JLP's obvious connection with Dudus
Indeed, this is the fact that was demonstrated by the direct assault on the Jamaican state on May 23, 2010. The network of the criminal militia, including persons from many areas in Jamaica, were united in their attack on the symbols of the Jamaican State. There can be no doubt that the direct involvement of Prime Minister Bruce Golding, JLP financiers, and the entire apparatus of the Jamaican State being used to frustrate the extradition of Dudus puts the issue of the political connection of Dudus beyond doubt. He was, and remains, a key JLP operative, and the JLP feared that extraditing him stood to disembowel their political apparatus in Jamaica. There is no denying that fact, no matter how expensive the pens that assert otherwise.
At the heart of the shooting of the messenger by those who have made it a fine art in Jamaica is the belief that everyone is compromised. There is no one remaining in the political class or anywhere with the credit and credibility to lead that fight. This is palpably not the case. When the Manatt commission of enquiry was in session, it was clear that from a point of view of the weight of numbers, many of the leading legal lights in Jamaica, many QCs, were on the side of frustrating the pursuit for the truth. Yet there were two other QCs, K.D. Knight and Patrick Atkinson. Both remained relentless and undaunted by the opposition to the cause of the truth, and when it was over, they had prevailed in the minds of most well-thinking Jamaicans, the truth was no longer hidden from them.
There are many of our politicians who are compromised and lack credibility to speak up in the aftermath of Dudus' guilty plea. But there are many who are not. Certainly, Peter Phillips was sufficiently enabled by the PNP to sign the MOUs and, therefore, that says something about the courage of his commitment.

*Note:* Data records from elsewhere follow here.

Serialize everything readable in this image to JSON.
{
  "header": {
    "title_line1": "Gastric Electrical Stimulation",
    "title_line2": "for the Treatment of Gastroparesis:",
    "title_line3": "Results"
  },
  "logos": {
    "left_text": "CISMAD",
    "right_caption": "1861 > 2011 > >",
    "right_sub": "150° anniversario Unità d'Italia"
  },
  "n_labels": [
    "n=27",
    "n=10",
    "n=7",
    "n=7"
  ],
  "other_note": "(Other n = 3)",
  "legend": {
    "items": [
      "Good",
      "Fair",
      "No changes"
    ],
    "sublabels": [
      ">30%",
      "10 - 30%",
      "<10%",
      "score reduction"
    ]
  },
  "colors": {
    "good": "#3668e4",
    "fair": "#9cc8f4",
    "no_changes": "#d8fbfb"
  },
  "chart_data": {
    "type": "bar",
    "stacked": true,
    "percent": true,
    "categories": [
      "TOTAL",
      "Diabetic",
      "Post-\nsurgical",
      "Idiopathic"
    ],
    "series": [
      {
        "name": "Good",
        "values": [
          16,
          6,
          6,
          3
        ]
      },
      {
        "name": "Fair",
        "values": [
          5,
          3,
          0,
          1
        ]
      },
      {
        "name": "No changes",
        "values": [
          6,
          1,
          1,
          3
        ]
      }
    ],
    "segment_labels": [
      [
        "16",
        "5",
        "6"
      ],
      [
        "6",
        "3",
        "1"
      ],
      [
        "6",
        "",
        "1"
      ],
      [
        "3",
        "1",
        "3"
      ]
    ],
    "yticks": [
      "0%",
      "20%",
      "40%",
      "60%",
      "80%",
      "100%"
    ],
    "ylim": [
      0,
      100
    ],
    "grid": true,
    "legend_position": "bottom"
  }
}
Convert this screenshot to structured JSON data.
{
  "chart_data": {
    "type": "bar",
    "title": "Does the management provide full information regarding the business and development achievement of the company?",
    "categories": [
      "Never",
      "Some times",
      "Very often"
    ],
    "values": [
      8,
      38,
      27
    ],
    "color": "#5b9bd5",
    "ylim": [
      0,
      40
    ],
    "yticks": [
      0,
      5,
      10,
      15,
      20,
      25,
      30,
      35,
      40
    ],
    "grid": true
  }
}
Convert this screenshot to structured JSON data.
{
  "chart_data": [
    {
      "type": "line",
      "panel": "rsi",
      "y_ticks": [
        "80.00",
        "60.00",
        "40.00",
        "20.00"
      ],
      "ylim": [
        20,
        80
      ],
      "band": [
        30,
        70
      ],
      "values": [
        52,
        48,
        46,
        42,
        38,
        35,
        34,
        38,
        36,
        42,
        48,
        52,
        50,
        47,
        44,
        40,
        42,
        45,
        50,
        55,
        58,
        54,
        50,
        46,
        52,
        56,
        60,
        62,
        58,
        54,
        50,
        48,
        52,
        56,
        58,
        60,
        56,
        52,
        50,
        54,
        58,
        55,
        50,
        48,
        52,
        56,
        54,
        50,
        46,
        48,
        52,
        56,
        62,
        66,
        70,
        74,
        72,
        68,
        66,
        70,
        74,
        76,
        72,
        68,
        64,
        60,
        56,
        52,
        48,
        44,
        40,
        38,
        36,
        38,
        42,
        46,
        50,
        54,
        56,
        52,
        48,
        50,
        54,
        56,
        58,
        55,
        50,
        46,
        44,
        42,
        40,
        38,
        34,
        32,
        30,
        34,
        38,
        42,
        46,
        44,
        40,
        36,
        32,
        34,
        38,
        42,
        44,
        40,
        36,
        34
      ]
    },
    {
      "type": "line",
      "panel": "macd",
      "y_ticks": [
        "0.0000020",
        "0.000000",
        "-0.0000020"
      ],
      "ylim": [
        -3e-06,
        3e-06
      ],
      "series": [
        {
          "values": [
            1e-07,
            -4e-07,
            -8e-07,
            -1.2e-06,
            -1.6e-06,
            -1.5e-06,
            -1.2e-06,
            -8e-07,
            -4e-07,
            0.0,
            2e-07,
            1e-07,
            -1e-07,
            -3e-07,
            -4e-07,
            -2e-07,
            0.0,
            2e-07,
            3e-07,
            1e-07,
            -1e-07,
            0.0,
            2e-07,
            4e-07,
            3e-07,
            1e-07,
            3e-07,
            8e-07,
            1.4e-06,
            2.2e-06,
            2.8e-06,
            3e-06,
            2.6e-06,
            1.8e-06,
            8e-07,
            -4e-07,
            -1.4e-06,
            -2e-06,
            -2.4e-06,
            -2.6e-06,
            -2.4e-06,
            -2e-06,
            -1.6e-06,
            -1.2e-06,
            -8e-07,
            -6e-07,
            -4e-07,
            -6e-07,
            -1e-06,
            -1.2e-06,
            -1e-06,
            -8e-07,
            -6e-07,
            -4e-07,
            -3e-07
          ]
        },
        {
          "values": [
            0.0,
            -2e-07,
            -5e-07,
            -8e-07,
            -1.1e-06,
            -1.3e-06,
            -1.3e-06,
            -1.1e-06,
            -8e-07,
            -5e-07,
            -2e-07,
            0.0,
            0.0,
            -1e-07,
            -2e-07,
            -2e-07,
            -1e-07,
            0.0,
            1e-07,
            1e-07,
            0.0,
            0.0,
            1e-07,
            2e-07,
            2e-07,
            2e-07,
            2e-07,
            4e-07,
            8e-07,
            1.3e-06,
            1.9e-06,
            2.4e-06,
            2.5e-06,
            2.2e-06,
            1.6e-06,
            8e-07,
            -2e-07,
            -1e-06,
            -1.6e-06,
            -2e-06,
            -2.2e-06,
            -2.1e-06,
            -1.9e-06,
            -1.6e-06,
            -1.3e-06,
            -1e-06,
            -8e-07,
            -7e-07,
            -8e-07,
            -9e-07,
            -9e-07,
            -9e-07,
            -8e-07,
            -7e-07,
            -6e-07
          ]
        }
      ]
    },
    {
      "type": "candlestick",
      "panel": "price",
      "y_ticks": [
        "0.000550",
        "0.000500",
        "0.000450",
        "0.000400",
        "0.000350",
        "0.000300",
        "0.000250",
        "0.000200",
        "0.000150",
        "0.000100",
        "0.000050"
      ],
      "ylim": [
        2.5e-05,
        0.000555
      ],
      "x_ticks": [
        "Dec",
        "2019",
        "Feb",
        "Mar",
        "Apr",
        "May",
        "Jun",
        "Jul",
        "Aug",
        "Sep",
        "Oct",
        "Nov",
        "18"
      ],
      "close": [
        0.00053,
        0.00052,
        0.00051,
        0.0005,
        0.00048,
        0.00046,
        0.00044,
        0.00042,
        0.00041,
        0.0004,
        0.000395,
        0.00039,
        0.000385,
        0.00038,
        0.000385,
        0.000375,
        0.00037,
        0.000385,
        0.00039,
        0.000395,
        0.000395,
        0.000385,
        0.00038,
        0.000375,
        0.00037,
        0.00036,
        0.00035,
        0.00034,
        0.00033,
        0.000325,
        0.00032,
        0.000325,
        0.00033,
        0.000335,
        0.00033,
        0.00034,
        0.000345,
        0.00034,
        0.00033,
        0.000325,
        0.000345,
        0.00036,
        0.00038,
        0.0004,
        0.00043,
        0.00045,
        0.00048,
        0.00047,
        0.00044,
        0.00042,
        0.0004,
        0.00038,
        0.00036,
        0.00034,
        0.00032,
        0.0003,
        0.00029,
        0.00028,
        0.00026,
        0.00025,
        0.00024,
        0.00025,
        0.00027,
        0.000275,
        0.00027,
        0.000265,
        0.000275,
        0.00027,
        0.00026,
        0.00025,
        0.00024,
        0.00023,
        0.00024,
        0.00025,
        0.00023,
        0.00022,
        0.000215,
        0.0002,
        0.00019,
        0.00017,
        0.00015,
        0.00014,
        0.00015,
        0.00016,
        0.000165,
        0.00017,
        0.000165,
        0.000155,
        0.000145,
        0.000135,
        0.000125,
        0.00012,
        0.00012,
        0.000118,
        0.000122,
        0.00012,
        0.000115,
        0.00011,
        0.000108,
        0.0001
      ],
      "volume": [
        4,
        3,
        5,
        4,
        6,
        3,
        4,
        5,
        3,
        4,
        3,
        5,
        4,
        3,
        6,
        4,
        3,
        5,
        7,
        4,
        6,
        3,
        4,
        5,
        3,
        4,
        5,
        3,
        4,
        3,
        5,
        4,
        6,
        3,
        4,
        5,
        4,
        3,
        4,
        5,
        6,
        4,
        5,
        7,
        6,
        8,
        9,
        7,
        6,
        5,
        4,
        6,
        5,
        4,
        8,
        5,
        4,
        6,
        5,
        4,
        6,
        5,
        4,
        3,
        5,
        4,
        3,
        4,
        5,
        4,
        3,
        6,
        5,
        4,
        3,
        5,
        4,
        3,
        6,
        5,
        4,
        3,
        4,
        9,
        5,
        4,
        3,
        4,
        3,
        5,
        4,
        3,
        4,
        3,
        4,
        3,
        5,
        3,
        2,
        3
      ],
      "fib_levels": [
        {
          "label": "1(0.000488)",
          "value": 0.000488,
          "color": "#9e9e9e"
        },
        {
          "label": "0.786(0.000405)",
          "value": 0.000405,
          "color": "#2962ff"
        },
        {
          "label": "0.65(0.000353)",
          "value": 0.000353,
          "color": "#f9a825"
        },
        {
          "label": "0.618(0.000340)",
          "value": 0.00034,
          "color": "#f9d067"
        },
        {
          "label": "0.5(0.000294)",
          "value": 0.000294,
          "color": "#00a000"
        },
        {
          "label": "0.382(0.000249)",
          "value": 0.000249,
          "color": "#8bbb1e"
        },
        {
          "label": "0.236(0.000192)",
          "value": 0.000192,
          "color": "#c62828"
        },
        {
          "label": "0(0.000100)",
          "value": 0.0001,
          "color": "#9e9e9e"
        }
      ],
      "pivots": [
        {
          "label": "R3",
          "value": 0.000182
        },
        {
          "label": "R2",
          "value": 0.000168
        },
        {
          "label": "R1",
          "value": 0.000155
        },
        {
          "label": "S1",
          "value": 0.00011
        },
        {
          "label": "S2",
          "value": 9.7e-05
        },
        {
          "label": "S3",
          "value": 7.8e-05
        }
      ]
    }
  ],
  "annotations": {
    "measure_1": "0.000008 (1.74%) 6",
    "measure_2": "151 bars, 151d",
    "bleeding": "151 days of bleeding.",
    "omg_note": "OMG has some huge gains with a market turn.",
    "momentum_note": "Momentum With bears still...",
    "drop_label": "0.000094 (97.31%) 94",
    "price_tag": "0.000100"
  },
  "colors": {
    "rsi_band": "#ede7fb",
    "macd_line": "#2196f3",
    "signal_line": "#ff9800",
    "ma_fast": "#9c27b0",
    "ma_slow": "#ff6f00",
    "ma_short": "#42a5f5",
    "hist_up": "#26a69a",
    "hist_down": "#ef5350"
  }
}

It also says something about the commitment to the rule of the law of that much-maligned movement called the PNP. It set the apparatus in place and it is to the PNP's eternal credit.
Now Peter Bunting has emerged to fight the battle for the rule of law and the honour of Jamaica's good name. He has done nothing in his career which ought to inhibit him in this matter. He has spoken correctly and well. He has shown courage and independence of thought. If he gets his declaration right, and if he pursues it in political office, Jamaica will be the better for it.
I say to Peter, do not be dissuaded by those that are against the cause of right. They that are with you are more than they that are against you. If you get the opportunity, pursue the co-conspirators who participated in and benefited from the criminal enterprise called the Shower Posse, that infamous murder machine. There are allegations of at least 12 murders perpetrated by Dudus in the pursuit of his crimes, which require Jamaican law to take its course. Take note of those who oppose you at the beginning. They will oppose you and support those who oppose you in the end. But do not lose courage and do not lose sight of your objectives.